"Bostofrio" estreou esta semana em Portugal (07/11) depois de ter sido lançado na edição do IndieLisboa do ano passado, percorrido um longo circuito de festivais e beneficiado do consenso da crítica portuguesa.
“Bostofrio, ou le Ciel Rejoint la Terre” mergulha nos segredos e subterfúgios de uma história familiar que revela muito da mentalidade de uma comunidade remota de Trás-os-Montes.
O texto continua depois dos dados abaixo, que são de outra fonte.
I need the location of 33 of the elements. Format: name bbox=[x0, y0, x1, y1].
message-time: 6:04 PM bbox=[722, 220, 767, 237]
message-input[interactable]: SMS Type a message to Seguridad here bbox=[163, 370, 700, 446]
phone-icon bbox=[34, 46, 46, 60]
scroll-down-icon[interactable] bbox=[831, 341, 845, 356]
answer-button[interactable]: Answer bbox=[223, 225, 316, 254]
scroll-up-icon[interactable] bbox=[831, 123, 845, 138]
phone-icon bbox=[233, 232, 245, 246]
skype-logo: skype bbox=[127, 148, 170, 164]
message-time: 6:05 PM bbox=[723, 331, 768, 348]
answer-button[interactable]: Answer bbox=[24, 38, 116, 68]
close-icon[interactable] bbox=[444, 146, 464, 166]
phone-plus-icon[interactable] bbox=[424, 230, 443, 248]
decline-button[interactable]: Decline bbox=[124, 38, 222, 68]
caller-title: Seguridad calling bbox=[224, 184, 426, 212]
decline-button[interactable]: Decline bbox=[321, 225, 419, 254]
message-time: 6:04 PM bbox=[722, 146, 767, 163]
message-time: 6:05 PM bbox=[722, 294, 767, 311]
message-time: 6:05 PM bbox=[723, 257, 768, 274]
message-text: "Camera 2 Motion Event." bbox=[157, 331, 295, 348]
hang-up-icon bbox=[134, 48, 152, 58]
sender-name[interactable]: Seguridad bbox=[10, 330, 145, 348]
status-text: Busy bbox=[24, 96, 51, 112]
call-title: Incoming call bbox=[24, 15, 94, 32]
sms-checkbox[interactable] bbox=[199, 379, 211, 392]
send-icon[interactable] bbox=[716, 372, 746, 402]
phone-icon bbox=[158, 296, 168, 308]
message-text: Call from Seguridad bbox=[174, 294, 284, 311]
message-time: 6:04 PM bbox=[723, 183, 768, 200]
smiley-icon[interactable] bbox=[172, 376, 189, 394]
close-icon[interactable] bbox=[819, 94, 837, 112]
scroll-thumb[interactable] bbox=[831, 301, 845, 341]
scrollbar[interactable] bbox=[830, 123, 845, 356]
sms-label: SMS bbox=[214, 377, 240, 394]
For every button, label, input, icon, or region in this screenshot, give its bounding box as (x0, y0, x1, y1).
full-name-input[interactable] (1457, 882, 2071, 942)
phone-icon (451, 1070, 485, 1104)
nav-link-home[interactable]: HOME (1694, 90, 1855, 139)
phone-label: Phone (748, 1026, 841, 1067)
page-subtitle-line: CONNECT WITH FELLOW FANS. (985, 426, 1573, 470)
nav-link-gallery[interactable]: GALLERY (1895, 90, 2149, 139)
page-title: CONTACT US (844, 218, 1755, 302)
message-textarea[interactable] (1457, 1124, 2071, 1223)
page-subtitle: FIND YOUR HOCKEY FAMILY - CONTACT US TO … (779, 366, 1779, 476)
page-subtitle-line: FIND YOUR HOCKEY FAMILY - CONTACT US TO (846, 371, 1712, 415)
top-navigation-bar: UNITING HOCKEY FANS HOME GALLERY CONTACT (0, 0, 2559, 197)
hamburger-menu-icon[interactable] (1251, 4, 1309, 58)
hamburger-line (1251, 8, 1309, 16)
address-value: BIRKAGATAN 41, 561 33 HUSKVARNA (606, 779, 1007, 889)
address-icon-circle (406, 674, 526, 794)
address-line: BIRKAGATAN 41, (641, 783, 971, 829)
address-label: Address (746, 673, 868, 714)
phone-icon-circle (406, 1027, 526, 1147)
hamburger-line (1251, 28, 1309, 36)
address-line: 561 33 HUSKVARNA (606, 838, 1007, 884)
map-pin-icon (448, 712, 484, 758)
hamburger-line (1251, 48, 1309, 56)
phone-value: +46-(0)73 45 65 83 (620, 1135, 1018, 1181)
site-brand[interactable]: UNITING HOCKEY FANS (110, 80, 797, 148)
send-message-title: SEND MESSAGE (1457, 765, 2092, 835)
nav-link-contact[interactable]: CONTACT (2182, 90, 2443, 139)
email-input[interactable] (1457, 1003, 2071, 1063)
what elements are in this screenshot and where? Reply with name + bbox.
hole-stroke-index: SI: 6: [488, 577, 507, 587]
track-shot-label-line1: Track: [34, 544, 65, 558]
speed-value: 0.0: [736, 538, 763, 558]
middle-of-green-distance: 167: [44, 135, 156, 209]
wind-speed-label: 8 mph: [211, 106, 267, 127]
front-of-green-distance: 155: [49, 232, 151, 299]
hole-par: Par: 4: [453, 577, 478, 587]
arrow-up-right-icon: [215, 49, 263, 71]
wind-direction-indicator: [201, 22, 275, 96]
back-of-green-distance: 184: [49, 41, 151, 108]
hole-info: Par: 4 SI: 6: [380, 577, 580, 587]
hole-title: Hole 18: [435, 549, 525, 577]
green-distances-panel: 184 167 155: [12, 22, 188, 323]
Para lá ruma o muito urbano Paulo Carneiro, no seu “debut” cinematográfico, com uma câmara na mão e um grande ponto de interrogação na cabeça: que seria feito do seu avô paterno, incógnito na certidão de nascimento do seu pai?
No cinema documental, este tipo de procura pelas origens familiares pode ou não levar à uma resposta objetiva, mas em “Bostofrio” importa é aquilo que se encontra pelo caminho – especialmente quando, como diz o realizador ao SAPO Mag, “o entrevistador faz a pergunta ‘em negro’ e os entrevistados respondem ‘em cinzento’”.
Está desde cedo implícito que se descobrirão outras coisas entre os interditos e na franca má vontade inicial em falar do passado por parte dos inquiridos desta localidade cercada de montanhas e onde atualmente não residem mais de 30 pessoas.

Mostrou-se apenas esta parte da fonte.